Так это выглядит снаружи. Да, Св. Колумба – не ирландский Св. Колумба (на него Гугл выдаст первые ссылки), а Die heilige Kolumba (* 257 in Spanien, † 273 in Sens), она «была девственницей и раннехристианской мученицей».

Вид изнутри на внутренний дворик. Да, интересно и здание музея, сложная архитектура. Но здесь о том, как получилось нечто, что не просто «связывает современное искусство с произведениями средневекового искусства и произведениями, наследующими классическому модернизму», но погружает зрителя в пространство, связывающее вещи, вроде бы не связанные никак.

По порядку. Внизу, понятно, фойе, касса с гардеробом и т.п. Музей вытянут по вертикали (внутри церкви же), несколько этажей, высоких. Лестницы.
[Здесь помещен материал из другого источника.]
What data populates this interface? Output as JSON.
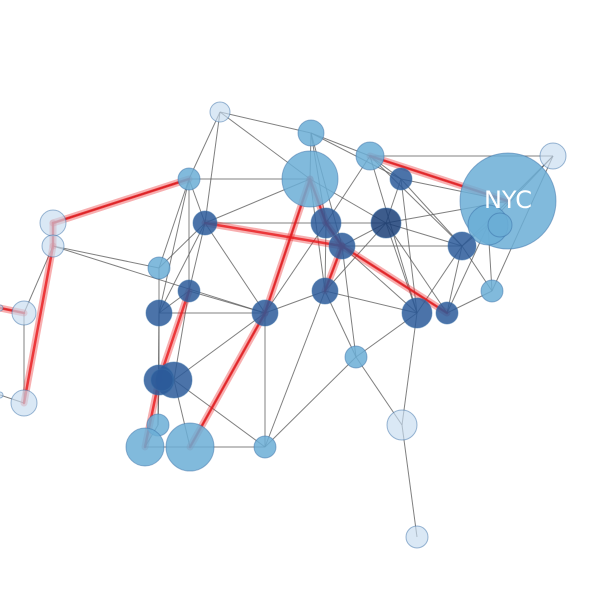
{
  "diagram": {
    "type": "network-graph",
    "colors": {
      "edge": "#555555",
      "highlight_edge": "#e8191d",
      "node_light": "#c6dbef",
      "node_mid": "#6baed6",
      "node_dark": "#2b5a9a",
      "node_darkest": "#1b3f78",
      "label_text": "#ffffff"
    },
    "labels": [
      "NYC"
    ],
    "node_count": 41
  }
}
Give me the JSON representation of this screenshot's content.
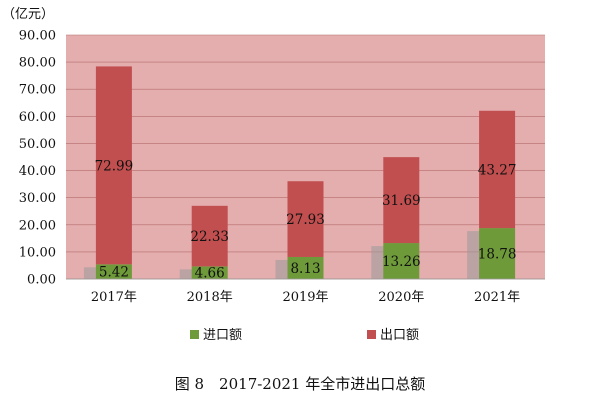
{
  "chart_data": {
    "type": "bar",
    "stacked": true,
    "unit_label": "（亿元）",
    "categories": [
      "2017年",
      "2018年",
      "2019年",
      "2020年",
      "2021年"
    ],
    "series": [
      {
        "name": "进口额",
        "color": "#6e9a3a",
        "values": [
          5.42,
          4.66,
          8.13,
          13.26,
          18.78
        ]
      },
      {
        "name": "出口额",
        "color": "#c14f4f",
        "values": [
          72.99,
          22.33,
          27.93,
          31.69,
          43.27
        ]
      }
    ],
    "ylim": [
      0,
      90
    ],
    "yticks": [
      "0.00",
      "10.00",
      "20.00",
      "30.00",
      "40.00",
      "50.00",
      "60.00",
      "70.00",
      "80.00",
      "90.00"
    ],
    "data_labels": {
      "imports": [
        "5.42",
        "4.66",
        "8.13",
        "13.26",
        "18.78"
      ],
      "exports": [
        "72.99",
        "22.33",
        "27.93",
        "31.69",
        "43.27"
      ]
    },
    "plot_background": "#e4aeae",
    "caption": "图 8　2017-2021 年全市进出口总额"
  }
}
Да, пока всё как обычно. Реновирование, культурная точка. Дальше – методика концепции, Википедия: «Коллекция включает в себя картины, рисунки, гравюры, скульптуры, декоративное искусство и иконы от поздней античности до настоящего времени. Помимо нескольких работ, находящихся в постоянном показе, в экспозицию включены регулярно меняющиеся коллекции музейных фондов. Работы представлены без сопроводительного текста и не согласуются хронологически или стилистически». 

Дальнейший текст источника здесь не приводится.